The sound effects and music were also well received, though somewhat less so than the visuals. Sega Magazine described them as "brilliant" and "far superior" to Sonic 2s. Mean Machines Sega stated that every level had "great tunes" and sound effects and particularly praised the ending music. However, Humphreys described the sound as "Sonicky ... with the emphasis on the 'icky'"; he also found it strikingly similar to the first two Sonic games' soundtracks. The Unknown Gamer also heard musical similarity to previous installments, and described the individual tracks as "catchy... until you've heard it a hundred times."

Following the release of Sonic & Knuckles, the Sonic 3 & Knuckles version of the game was critically acclaimed.
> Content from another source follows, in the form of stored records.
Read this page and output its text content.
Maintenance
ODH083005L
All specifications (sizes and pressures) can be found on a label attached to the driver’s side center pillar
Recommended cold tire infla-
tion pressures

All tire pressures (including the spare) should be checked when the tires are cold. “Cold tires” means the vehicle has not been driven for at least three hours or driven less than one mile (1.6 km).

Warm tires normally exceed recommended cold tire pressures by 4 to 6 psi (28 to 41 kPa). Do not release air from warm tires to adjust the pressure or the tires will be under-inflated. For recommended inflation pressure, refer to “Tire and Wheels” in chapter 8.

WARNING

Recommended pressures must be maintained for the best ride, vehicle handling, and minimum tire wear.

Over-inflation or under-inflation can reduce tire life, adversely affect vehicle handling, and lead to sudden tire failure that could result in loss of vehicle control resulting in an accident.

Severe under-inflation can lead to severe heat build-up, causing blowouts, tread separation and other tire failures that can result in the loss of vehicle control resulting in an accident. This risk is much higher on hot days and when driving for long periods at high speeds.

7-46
Computer and Video Games rated this version of the game 97% and said, while "you need to buy both Sonic 3 and Sonic and Knuckles to fully enjoy" it, Sonic 3 & Knuckles "is the best platform experience ever" and "what video games were invented for."

Review scores
| Publication | Score |
|---|---|
| Computer and Video Games | 94% (Sonic 3) 97% (Sonic 3 & Knuckles) |
| Electronic Gaming Monthly | 10/10, 10/10, 9/10, 9/10 |
| Famitsu | 8/10, 7/10, 8/10, 6/10 |
| Génération 4 | 93% |
| Hyper | 90% |
| Mean Machines Sega | 94% |
| Entertainment Weekly | A+ |
| MegaTech | 93% |
| Sega Magazine | 95% |
| Sega Power | 90% |

===Retrospective reviews===

At the review aggregator GameRankings, Sonic 3 holds a score of 89%, based on five reviews published in the 2000s. The Xbox 360 version has a score of 79% at Metacritic. Lucas M. Thomas of IGN wrote that Sonic 3 "completed the trilogy as the best of them all". Dan Whitehead of Eurogamer, however, considered Sonic & Knuckles superior.
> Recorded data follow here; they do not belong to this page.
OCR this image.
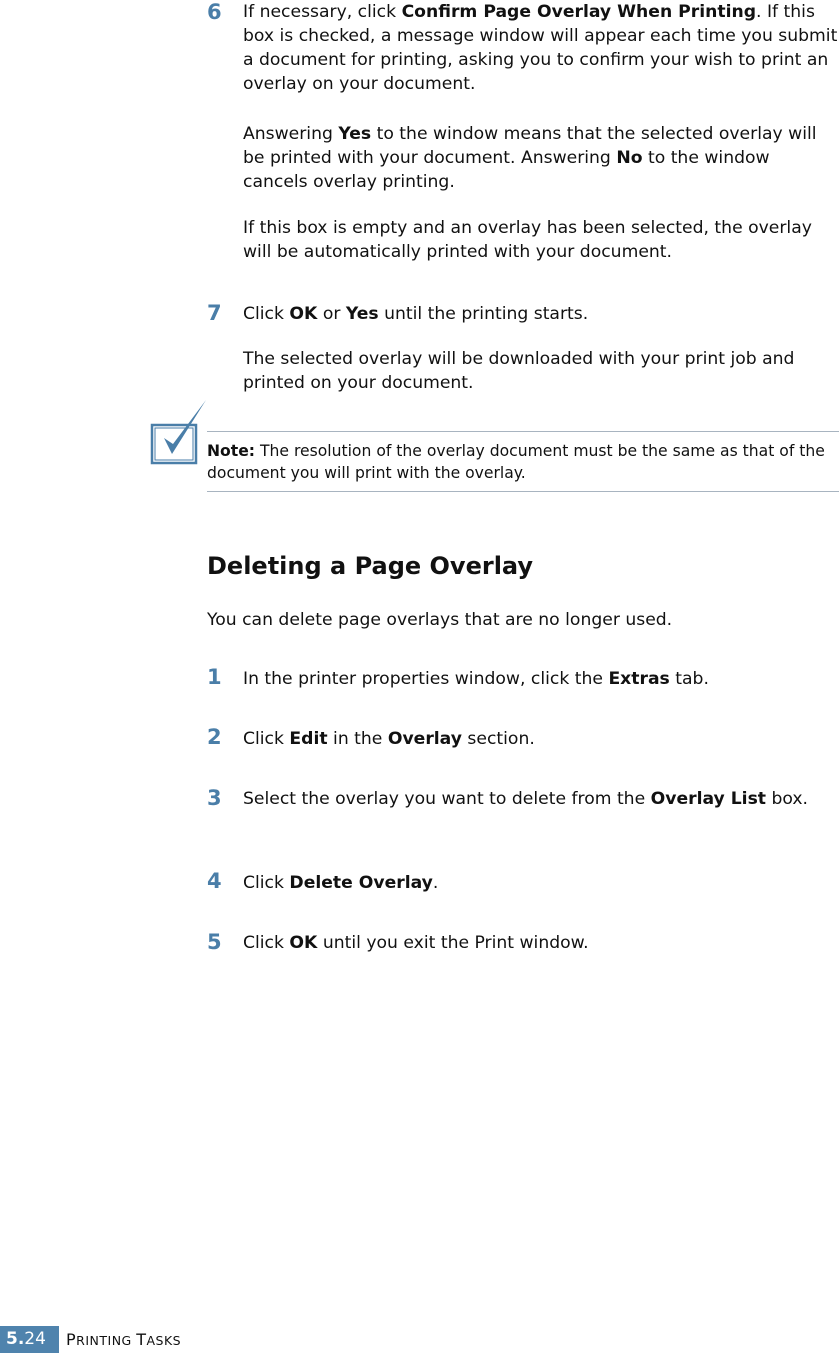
6	If necessary, click Confirm Page Overlay When Printing. If this box is checked, a message window will appear each time you submit a document for printing, asking you to confirm your wish to print an overlay on your document.

Answering Yes to the window means that the selected overlay will be printed with your document. Answering No to the window cancels overlay printing.

If this box is empty and an overlay has been selected, the overlay will be automatically printed with your document.

7	Click OK or Yes until the printing starts.

The selected overlay will be downloaded with your print job and printed on your document.

Note: The resolution of the overlay document must be the same as that of the document you will print with the overlay.

Deleting a Page Overlay

You can delete page overlays that are no longer used.

1	In the printer properties window, click the Extras tab.

2	Click Edit in the Overlay section.

3	Select the overlay you want to delete from the Overlay List box.

4	Click Delete Overlay.

5	Click OK until you exit the Print window.

5.24	PRINTING TASKS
Frank Provo of GameSpot wrote that the most significant addition was its save system. He also enjoyed the new power-ups and praised the "elaborate" backgrounds. Whitehead said that the large stages would keep players sufficiently engrossed. Thomas and Provo enjoyed the use of wordless cutscenes to create a coherent story and thematically connect the zones. McFerran, however, felt that the visuals had been downgraded, particularly Sonic's "dumpier" sprite and "the infamous 'dotty' textures". Thomas thought the music was "impressive", but not quite on par with Sonic 2s.

Some critics, such as Adam Ghiggino of PALGN, felt Sonic 3 had been insufficiently upgraded for re-releases. Whitehead of Eurogamer wished online co-op had been implemented. Provo of GameSpot and Thomas of IGN wished that Sega had re-released Sonic 3 and Sonic & Knuckles together as Sonic 3 & Knuckles instead. Mega ranked it the fifth-best Genesis game in November 1994. In 2014, GamesRadar ranked Sonic 3 & Knuckles as the seventh-best Genesis game. In 2013, Jeremy Parish of US Gamer ranked it eighth.

Aggregate scores
| Aggregator | Score |
|---|---|
| GameRankings | 89% (Genesis/Wii) |
| Metacritic | 79/100 (X360) |

Review scores
| Publication | Score |
|---|---|
| Eurogamer | 8/10 (X360) |
| GameSpot | 8/10 (Wii) |
| IGN | 9/10 (Wii) 8/10 (X360) |
| Nintendo Life | 8/10 (Wii) |
| PALGN | 7/10 (X360) |

==Legacy==
Sonic 3 was the first appearance of Knuckles the Echidna, who featured prominently in later Sonic games. Sonic the Comic (UK) and the Archie Sonic the Hedgehog comic (US) published adaptations of Sonic 3. For Sonics 20th anniversary, Sega released Sonic Generations in 2011, which remakes elements of various Sonic games. The Nintendo 3DS version features a remake of the final boss and a rearranged version of the "Game Over" theme. The Hydrocity Zone level appears in the 2017 game Sonic Mania. Elements of the 2022 film Sonic the Hedgehog 2 were based on Sonic 3.